5. To develop and preserve strains adapted to your own growing conditions. The large corporations who control the seed trade bought out scores of small and regional seed companies and dropped many of the regional specialties. They are interested only in varieties with widespread adaptability. If you want varieties and strains most adaptable to your specific climate conditions, you can get them only by saving your own seed. Over several generations, seeds can develop very specific adaptabilities to the conditions at your site.

6. To help preserve our right to save seeds. The industry continues to place more and more restrictions on farmers’ and gardeners’ right to save seeds. Variety patenting, licensing agreements, and restricted lists such as that maintained by the European Union, are industry tools to wrest control of the seed from the commons and keep it for themselves. Terminator Technology, now in its developmental phase, would render seeds sterile, making it impossible for farmers to save seed and forcing users back to the seed companies for every new crop.

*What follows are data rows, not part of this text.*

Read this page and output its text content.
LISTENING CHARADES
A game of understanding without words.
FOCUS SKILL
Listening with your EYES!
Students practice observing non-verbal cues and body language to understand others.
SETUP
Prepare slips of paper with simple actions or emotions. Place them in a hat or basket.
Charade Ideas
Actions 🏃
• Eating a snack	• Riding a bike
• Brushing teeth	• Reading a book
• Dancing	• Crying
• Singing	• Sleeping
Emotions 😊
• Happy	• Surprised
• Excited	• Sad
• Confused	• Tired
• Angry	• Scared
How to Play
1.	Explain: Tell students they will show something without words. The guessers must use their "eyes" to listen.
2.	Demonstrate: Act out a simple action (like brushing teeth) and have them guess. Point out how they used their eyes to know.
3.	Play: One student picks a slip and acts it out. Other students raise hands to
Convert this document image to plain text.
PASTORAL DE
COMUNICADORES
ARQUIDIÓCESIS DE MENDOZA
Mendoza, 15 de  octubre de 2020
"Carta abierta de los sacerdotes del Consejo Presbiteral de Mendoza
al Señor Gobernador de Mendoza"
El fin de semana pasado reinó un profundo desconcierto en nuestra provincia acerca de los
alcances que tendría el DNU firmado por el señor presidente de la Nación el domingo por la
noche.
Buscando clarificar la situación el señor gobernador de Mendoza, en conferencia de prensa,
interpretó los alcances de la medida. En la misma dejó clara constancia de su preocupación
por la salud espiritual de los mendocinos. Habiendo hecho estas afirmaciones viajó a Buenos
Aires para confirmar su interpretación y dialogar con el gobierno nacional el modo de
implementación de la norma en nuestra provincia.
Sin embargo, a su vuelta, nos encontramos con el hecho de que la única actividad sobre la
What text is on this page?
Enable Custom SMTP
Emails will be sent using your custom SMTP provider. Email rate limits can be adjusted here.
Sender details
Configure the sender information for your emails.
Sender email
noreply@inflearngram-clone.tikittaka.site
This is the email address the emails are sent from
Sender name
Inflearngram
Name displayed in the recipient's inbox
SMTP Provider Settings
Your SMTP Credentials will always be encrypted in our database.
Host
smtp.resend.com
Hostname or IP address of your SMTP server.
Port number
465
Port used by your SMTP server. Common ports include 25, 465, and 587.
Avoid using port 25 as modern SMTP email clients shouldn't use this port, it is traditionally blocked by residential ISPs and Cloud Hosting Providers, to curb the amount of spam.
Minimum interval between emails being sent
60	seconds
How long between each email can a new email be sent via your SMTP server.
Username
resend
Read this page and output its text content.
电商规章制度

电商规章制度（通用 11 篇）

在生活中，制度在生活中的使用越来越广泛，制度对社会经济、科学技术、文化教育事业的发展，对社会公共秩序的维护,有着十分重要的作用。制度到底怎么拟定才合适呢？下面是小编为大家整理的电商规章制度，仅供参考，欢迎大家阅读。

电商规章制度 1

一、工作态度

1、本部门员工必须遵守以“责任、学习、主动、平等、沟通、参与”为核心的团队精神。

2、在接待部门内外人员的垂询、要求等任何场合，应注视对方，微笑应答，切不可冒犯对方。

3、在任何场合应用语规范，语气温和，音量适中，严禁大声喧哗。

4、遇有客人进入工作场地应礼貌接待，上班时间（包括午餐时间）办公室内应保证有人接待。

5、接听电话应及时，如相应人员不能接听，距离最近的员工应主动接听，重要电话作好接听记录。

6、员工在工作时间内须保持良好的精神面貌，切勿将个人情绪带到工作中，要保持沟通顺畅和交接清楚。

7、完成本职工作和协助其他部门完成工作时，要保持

7. To increase our available options. Contrary to industry claims, patenting has not encouraged creative plant breeding. Instead it has reduced cooperation among plant breeders and restricted availability of germplasm and plant varieties. For example, Blizzard snow pea has been off the market for over a decade because the patent holder dropped it but will not grant permission to any other company to propagate it for sale. In essence, this comes down to OUR being responsible for helping to restore safe, non-GMO seeds by not supporting GMOs through our shopping habits while also buying seeds from those that we can trust are selling safe seeds to the best of their ability.